It is quite a traumatic experience to handle a sex addict spouse every day; you might start feeling that “mental love lost”, miss the understanding relationship that was once perfect and now have come to an emotional numbness. There are many therapists who help you to deal with such partners as some serious cases might even lead to extra marital affairs and separation.
Group therapies also work effectively where you might be able to relate your experience with the people having similar troubles. Compulsive sexual behaviour and sex addiction is a very common problem in couples and instead of sheltering yourself with the trauma, isolation and suffering you can read the following suggestions as to how to deal with sex addict partners –
This is difficult, but you have to learn the skill of detachment to save your soul from everyday humiliation. This does not indicate that you have to be loud and create walls of separation with your partner – just be calm, reserved and learn to heal yourself by focussing on your needs and happiness. Try to embrace the situation by accepting the truth and incline on “self care” methods.
Understand the Situation
Often when you are confronting a sex addict the tendency is to find faults in the addict; while the issue might be in you. Try to check with a therapist or someone “neutral” who will give an unbiased opinion about the situation.

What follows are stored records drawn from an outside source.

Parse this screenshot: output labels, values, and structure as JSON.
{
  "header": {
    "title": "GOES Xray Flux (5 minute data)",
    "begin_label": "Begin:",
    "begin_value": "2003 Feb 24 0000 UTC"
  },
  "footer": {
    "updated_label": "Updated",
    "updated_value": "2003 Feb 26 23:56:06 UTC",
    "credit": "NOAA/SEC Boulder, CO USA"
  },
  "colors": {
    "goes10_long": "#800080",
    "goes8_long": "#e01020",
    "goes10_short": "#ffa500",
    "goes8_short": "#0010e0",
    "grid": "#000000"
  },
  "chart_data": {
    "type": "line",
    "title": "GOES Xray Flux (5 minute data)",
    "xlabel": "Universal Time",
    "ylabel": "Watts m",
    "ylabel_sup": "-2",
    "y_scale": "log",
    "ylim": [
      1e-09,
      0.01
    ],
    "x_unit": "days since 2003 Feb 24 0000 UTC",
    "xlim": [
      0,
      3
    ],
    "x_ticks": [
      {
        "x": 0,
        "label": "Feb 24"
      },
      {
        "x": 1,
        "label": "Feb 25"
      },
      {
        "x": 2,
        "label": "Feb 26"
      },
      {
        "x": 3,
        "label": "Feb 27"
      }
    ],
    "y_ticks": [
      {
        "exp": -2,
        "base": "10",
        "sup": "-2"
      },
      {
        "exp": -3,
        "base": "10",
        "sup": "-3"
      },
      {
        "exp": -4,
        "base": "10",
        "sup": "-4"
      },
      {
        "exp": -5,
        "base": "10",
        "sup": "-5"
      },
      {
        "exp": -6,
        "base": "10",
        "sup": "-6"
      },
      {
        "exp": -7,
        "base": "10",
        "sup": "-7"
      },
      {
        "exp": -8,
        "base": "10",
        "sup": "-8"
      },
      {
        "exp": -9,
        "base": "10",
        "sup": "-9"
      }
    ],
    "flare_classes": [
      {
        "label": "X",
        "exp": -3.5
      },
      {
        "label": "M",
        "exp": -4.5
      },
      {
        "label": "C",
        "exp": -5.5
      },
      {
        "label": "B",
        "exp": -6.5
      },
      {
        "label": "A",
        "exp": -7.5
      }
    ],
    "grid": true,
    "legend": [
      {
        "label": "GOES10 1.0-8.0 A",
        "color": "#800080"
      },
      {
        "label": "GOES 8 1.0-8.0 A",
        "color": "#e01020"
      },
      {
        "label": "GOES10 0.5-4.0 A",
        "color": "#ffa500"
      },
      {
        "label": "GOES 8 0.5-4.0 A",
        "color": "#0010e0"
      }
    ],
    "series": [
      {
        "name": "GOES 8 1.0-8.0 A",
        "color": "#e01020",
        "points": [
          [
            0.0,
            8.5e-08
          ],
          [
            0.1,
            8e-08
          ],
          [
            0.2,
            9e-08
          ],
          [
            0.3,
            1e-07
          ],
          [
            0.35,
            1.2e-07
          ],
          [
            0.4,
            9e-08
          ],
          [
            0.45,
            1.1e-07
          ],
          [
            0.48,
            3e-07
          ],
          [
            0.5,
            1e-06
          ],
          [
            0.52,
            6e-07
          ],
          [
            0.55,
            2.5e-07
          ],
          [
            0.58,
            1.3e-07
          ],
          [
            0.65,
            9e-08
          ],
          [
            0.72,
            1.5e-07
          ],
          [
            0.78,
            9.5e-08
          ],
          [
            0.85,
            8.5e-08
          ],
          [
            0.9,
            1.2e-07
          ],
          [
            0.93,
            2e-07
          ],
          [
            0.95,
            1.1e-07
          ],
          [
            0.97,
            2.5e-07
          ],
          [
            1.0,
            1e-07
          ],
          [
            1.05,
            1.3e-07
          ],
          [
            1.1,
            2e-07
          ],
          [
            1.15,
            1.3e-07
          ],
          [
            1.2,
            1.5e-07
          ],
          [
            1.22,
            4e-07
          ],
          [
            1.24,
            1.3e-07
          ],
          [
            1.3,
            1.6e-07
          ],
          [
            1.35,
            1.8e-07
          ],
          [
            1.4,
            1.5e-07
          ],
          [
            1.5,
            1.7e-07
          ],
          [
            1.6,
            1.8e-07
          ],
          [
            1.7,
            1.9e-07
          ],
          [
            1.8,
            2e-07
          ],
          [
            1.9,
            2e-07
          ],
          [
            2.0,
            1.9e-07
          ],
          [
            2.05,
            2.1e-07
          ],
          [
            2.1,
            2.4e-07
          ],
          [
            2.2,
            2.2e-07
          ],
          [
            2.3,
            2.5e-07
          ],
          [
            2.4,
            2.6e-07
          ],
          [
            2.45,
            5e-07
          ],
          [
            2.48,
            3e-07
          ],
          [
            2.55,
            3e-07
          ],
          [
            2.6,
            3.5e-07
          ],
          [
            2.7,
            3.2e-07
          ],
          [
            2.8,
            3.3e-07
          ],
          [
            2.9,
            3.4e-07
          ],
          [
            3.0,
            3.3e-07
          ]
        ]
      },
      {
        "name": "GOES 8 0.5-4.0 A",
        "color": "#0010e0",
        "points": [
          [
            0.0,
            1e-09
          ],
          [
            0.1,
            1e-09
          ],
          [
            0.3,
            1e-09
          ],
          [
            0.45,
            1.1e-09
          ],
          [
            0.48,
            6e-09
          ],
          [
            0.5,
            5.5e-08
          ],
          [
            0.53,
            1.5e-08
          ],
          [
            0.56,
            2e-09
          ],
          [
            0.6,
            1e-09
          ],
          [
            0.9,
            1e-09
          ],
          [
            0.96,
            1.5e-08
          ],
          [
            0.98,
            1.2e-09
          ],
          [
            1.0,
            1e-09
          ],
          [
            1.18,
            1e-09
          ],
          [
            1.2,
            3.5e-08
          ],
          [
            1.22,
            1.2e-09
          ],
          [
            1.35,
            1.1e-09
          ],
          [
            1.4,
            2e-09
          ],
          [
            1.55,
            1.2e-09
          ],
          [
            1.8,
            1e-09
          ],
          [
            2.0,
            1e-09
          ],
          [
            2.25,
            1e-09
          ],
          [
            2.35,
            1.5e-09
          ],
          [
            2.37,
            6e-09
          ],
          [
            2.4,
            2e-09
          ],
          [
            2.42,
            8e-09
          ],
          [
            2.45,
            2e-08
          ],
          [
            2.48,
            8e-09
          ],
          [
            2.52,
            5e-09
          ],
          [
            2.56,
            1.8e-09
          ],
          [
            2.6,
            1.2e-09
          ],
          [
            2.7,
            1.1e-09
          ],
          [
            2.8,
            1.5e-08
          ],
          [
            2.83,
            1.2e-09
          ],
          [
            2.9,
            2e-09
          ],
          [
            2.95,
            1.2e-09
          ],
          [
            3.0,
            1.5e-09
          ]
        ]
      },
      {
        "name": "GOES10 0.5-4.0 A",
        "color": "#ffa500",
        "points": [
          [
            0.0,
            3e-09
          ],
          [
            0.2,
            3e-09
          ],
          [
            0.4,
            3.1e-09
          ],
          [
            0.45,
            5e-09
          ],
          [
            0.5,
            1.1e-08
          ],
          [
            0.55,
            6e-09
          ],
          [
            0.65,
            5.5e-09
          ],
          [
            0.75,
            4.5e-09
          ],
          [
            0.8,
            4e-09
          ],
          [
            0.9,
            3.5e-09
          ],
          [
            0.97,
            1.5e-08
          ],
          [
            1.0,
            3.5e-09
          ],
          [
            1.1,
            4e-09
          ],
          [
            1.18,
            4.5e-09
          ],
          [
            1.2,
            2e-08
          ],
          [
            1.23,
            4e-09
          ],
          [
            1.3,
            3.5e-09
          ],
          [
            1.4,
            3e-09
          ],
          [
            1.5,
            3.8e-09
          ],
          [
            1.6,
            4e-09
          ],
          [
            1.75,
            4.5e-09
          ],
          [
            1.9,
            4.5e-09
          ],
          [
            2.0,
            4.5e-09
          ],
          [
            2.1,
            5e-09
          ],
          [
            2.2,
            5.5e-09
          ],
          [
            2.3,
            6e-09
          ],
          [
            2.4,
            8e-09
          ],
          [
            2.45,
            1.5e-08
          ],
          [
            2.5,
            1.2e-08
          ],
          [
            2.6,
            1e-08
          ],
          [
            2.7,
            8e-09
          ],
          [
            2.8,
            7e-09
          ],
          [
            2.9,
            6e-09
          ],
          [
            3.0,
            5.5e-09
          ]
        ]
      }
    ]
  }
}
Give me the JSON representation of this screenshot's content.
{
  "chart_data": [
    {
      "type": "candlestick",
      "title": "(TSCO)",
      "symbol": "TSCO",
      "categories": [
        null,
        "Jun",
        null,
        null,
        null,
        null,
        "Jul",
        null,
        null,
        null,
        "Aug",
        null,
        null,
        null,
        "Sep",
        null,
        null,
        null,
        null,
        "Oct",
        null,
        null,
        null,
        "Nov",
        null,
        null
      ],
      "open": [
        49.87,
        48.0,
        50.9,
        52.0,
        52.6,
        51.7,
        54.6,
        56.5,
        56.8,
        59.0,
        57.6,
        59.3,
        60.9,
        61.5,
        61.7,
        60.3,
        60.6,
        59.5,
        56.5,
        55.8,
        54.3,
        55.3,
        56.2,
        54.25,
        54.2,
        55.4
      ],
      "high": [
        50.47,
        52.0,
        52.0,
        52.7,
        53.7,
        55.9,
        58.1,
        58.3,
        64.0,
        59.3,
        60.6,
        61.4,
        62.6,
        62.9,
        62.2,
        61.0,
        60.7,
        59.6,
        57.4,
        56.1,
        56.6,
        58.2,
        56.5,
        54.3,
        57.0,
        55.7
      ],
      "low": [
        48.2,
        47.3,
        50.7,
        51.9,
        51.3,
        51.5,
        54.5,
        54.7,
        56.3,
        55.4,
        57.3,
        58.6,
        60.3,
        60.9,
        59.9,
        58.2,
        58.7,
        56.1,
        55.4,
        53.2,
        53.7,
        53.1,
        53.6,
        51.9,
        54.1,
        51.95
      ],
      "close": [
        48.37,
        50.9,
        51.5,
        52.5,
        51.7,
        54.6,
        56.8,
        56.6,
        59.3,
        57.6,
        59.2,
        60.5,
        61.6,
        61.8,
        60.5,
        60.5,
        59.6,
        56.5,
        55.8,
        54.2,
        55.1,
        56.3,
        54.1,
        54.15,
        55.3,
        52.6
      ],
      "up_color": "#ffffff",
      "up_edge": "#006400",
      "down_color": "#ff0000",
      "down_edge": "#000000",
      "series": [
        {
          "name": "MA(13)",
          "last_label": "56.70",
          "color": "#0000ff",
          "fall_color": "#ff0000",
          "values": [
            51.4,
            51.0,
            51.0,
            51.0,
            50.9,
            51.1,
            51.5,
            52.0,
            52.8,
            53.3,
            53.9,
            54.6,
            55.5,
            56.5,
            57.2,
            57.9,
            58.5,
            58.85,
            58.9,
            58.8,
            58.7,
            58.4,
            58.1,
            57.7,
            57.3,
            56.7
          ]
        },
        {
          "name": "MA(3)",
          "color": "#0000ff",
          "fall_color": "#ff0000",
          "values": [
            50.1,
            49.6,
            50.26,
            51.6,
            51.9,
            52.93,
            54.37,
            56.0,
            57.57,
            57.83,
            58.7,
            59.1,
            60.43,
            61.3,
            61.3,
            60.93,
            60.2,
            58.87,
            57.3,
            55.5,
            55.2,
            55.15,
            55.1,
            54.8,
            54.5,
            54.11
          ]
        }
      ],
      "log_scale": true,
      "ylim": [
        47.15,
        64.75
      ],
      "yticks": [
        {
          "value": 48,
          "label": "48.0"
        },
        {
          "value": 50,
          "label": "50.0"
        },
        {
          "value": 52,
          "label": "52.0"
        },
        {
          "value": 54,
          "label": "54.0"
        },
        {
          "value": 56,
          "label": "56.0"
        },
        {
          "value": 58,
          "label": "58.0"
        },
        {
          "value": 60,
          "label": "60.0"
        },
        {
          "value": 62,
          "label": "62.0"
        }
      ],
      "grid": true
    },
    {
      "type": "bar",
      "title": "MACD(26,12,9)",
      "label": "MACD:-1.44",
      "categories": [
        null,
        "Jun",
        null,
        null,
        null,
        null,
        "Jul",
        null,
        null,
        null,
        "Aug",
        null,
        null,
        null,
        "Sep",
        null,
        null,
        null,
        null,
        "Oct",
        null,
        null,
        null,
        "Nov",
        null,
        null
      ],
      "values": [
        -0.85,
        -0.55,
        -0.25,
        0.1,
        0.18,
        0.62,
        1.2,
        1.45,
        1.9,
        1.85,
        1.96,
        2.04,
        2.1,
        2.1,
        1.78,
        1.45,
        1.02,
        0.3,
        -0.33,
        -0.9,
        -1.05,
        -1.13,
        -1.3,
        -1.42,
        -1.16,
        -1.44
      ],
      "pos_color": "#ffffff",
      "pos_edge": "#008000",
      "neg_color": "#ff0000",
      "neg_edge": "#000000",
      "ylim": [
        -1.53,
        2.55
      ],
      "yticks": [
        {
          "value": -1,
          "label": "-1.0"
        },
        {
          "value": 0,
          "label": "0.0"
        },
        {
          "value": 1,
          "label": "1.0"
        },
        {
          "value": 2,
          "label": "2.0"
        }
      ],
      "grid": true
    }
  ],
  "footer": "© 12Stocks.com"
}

Don’t try to change your spouse; spend some days trying to change yourself, may be the manner of visualisation will change in the course of time.
Take Help of Support Groups
Most of the therapists recommend this method for people facing this problem. You can get enrolled to a local mental health association and make yourself feel better. This surely does not mean that you are the patient; but this will help you to vent out your thoughts, know about others and get motivated to fight the situation diligently. In fact, you can also encourage your spouse to take part in such groups for effective treatment.
Set the Limitation
People living with sex addicts usually tend to get co-dependents and start living with the fact that this is their destiny. Do not tolerate something that is intolerable. If you are married to any one of these – sex addicts, alcoholics or drugs addicts, make sure you set the boundary at the right time.
Take a Firm Decision
If you find the situation to be the last stage; then be firm and decide for a divorce. But do not threaten your partner for a divorce until you actually plan to do so. Empty threats will not improve the situation rather make the addict believe that whatever he does will not really make you leave him.